When we were young, we all dreamed of someday being a Mouskateer. We were mesmerized in front of the television, wishing we could be there along with Annette, Cubby and Bobby. We longed to wear our Mickey Mouse ears and a white shirt with our name emblazoned across the chest. We just knew we could sing and dance as well, if not better, than those other kids.
But as we entered the “tween” stage, our goals became loftier and more age appropriate. We wanted to be on American Bandstand. We would have traded our soul to be on that stage dancing to songs like Teen Angel or Mack the Knife. We would have given up the key to our diary to be hob-nobbing with heart throbs like Johnny Rivers, Smokey Robinson and Fabian. We would have traded our Noxema and pink curlers to sit on the bleachers and be asked a question by Dick Clark himself.
I never had a brush with greatness where Dick Clark was concerned, but I do have a treasured memory of Levon Helm. Levon’s bout with throat cancer in the early 90’s left behind a mountain of medical bills. The idea of the Midnight Ramble was hatched to raise money for paying off the debt. Concerts were held in The Barn at Levon’s home in Woodstock, NY (which, contrary to popular belief, is not where Woodstock was held.)
On October 16, 2010, a dozen of my closest friends from college plunked down a tidy sum to attend a Midnight Ramble. Talk about money well spent. Morning Jacket opened the evening, followed by a musical performance so powerful and moving, I am not sure it can ever be equaled (except possibly by the 40th Anniversary of The Moondogs).
The Barn is a cozy, wood-beamed building that houses a recording studio. Attendance is limited to about 300 people, so as you can imagine, there is not a bad seat in the house. You truly get the sense of being in the artist’s living room, hanging with his closest friends while they jam. The news of Levon Helm’s passing made me feel quite blessed that I was able to experience his music at its best, in a venue that was unsurpassed.

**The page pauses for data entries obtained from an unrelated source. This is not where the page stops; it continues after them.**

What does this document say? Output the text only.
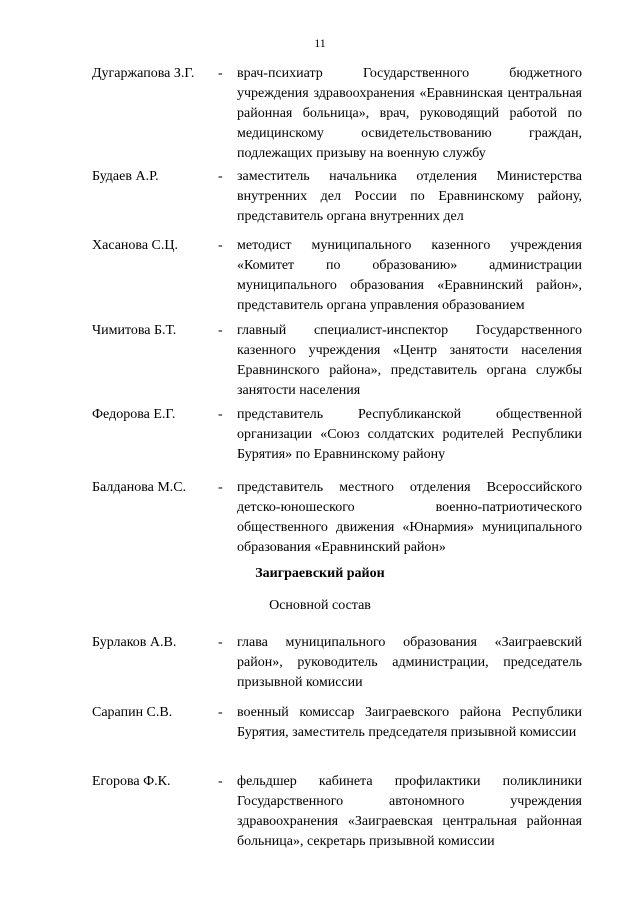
11
Дугаржапова З.Г. - врач-психиатр Государственного бюджетного учреждения здравоохранения «Еравнинская центральная районная больница», врач, руководящий работой по медицинскому освидетельствованию граждан, подлежащих призыву на военную службу
Будаев А.Р.	- заместитель начальника отделения Министерства внутренних дел России по Еравнинскому району, представитель органа внутренних дел
Хасанова С.Ц.	- методист муниципального казенного учреждения «Комитет по образованию» администрации муниципального образования «Еравнинский район», представитель органа управления образованием
Чимитова Б.Т.	- главный специалист-инспектор Государственного казенного учреждения «Центр занятости населения Еравнинского района», представитель органа службы занятости населения
Федорова Е.Г.	- представитель Республиканской общественной организации «Союз солдатских родителей Республики Бурятия» по Еравнинскому району
Балданова М.С. - представитель местного отделения Всероссийского детско-юношеского военно-патриотического общественного движения «Юнармия» муниципального образования «Еравнинский район»
Заиграевский район
Основной состав
Бурлаков А.В.	- глава муниципального образования «Заиграевский район», руководитель администрации, председатель призывной комиссии
Сарапин С.В.	- военный комиссар Заиграевского района Республики Бурятия, заместитель председателя призывной комиссии
Егорова Ф.К.	- фельдшер кабинета профилактики поликлиники Государственного автономного учреждения здравоохранения «Заиграевская центральная районная больница», секретарь призывной комиссии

Each time a musician from our era passes, it takes a little piece of our heart, invokes a treasured memory and sets us off on a rock and roll frenzy playing every song we associate with the fallen star. How many Whitney Houston songs did you hear within the first few weeks after her passing?
Want to test yourself? What is the first thing that comes to mind when you read the names of these rock and rollers who have crossed over within the past ten years?
Davy Jones – Monday night show and The Last Train to Clarksville
Don Cornelius – Saturday mornings and the crooning of Soooooul Traaaaaiiiin.
Clarence Clemmons – Bruce Springsteen singing Rosalita
Johnny Maestro – The Worst That Could Happen
Mary Travers – Leavin’ On a Jet Plane; Puff the Magic Dragon
Dan Fogelberg – Same Old Lang Syne
Ike Turner – ummm, Tina was smart to get rid of him
Denny Doherty – Ah, hope he and Mama Cass reunited
James Brown – I Feel Good
Wilson Pickett – Land of a Thousand Dances
Rick James – Super Freak
Bobby Hatfield – You’ve Lost That Lovin’ Feeling
Robert Palmer – girls in black dresses and red lipstick
Johnny Cash – So many songs, where do you begin?
Barry White – pure soul
Maurice Gibb – Stayin’ Alive
John Phillips – whoa, three-quarters of the Mamas and Papas are gone!
Treasure those memories, live life to the fullest and play that funky music whenever you can. You never know when heaven’s band is going to get a new member.